Неясно откуда возник старый охотник. Одним прыжком взлетел на спину зверя, безумного от боли. Тот тряхнул головой. Казалось, тяжёлые рога смахнули непрошеного седока в огонь, он исчез из виду. Но вот один рогач кинулся прочь, свободный, и прянул в сторону второй. Потом и третий рванулся от огня так быстро, что едва устоял. Всадник, вцепившийся в гриву, встал на спину зверя и спрыгнул на ходу.
Он подошёл к навесу и потянул что-то из-под брёвен: тело, изломанное, обгоревшее. Освободил наполовину и вонзил нож в грудь.
Потом Зебан-Ар поднялся, кинул напоследок долгий взгляд и отступил туда, где край двора таял в чёрных тенях.
Шогол-Ву похлопал белого рогача по шее. Тот дрожал и мотал головой, его сосед был спокойнее. Запятнанный рванул рубаху, отрезал кривую полосу и завязал рогачу глаза, как мог.

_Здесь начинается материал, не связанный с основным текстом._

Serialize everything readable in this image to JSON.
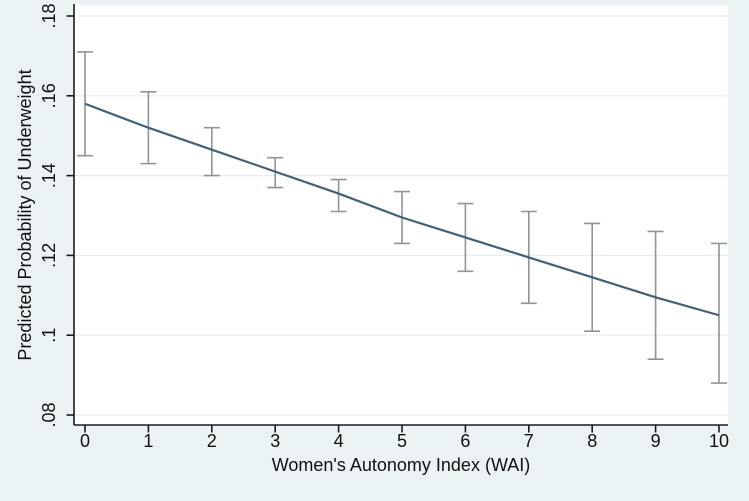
{
  "figure": {
    "background_color": "#eaf2f3",
    "plot_background": "#ffffff",
    "grid_color": "#e4edf0",
    "axis_color": "#1a1a1a",
    "text_color": "#111111"
  },
  "chart_data": {
    "type": "line",
    "title": "",
    "xlabel": "Women's Autonomy Index (WAI)",
    "ylabel": "Predicted Probability of Underweight",
    "xlim": [
      0,
      10
    ],
    "ylim": [
      0.08,
      0.18
    ],
    "grid": "horizontal",
    "legend": "none",
    "x_ticks": [
      {
        "value": 0,
        "label": "0"
      },
      {
        "value": 1,
        "label": "1"
      },
      {
        "value": 2,
        "label": "2"
      },
      {
        "value": 3,
        "label": "3"
      },
      {
        "value": 4,
        "label": "4"
      },
      {
        "value": 5,
        "label": "5"
      },
      {
        "value": 6,
        "label": "6"
      },
      {
        "value": 7,
        "label": "7"
      },
      {
        "value": 8,
        "label": "8"
      },
      {
        "value": 9,
        "label": "9"
      },
      {
        "value": 10,
        "label": "10"
      }
    ],
    "y_ticks": [
      {
        "value": 0.08,
        "label": ".08"
      },
      {
        "value": 0.1,
        "label": ".1"
      },
      {
        "value": 0.12,
        "label": ".12"
      },
      {
        "value": 0.14,
        "label": ".14"
      },
      {
        "value": 0.16,
        "label": ".16"
      },
      {
        "value": 0.18,
        "label": ".18"
      }
    ],
    "series": [
      {
        "name": "predicted-probability",
        "type": "line",
        "color": "#426176",
        "x": [
          0,
          1,
          2,
          3,
          4,
          5,
          6,
          7,
          8,
          9,
          10
        ],
        "y": [
          0.158,
          0.152,
          0.1465,
          0.141,
          0.1355,
          0.1295,
          0.1245,
          0.1195,
          0.1145,
          0.1095,
          0.105
        ]
      },
      {
        "name": "95%-confidence-interval",
        "type": "errorbar",
        "color": "#8e9497",
        "x": [
          0,
          1,
          2,
          3,
          4,
          5,
          6,
          7,
          8,
          9,
          10
        ],
        "low": [
          0.145,
          0.143,
          0.14,
          0.137,
          0.131,
          0.123,
          0.116,
          0.108,
          0.101,
          0.094,
          0.088
        ],
        "high": [
          0.171,
          0.161,
          0.152,
          0.1445,
          0.139,
          0.136,
          0.133,
          0.131,
          0.128,
          0.126,
          0.123
        ]
      }
    ]
  }
}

— Идём, — прошептал он, не слыша собственного голоса. — Идём.
Вольд ещё бился, удерживая топор в левой руке. Клур теснил его к дому.
Там под окном лежал одноглазый, ещё живой, скрёб пальцами по земле. Грязь под ним смешалась с кровью.
Вольд шагнул, не видя, запнулся о ноги лежащего, и противник свалил его, наступил на грудь.
И тут кто-то рассмеялся хрипло и негромко. Слепой бродяга шёл, переступая мёртвые тела, держа у горла почерневшие пальцы. Клур дёрнулся при звуках этого смеха.
Бродяга снял капюшон.
— Спорите, кто из вас предатель? — спросил он. — Кому я зря доверял? Клур, что ж ты не сказал, что убил меня?
Вольд отполз, раскрыл рот, но сказать ничего не сумел.
— Я освободил тебя! — воскликнул Чёрный Коготь. — Думал, покончу с проклятием. От тебя осталось лишь тело, а разум ушёл. Будь ты в своём уме, сам бы велел прервать это жалкое существование!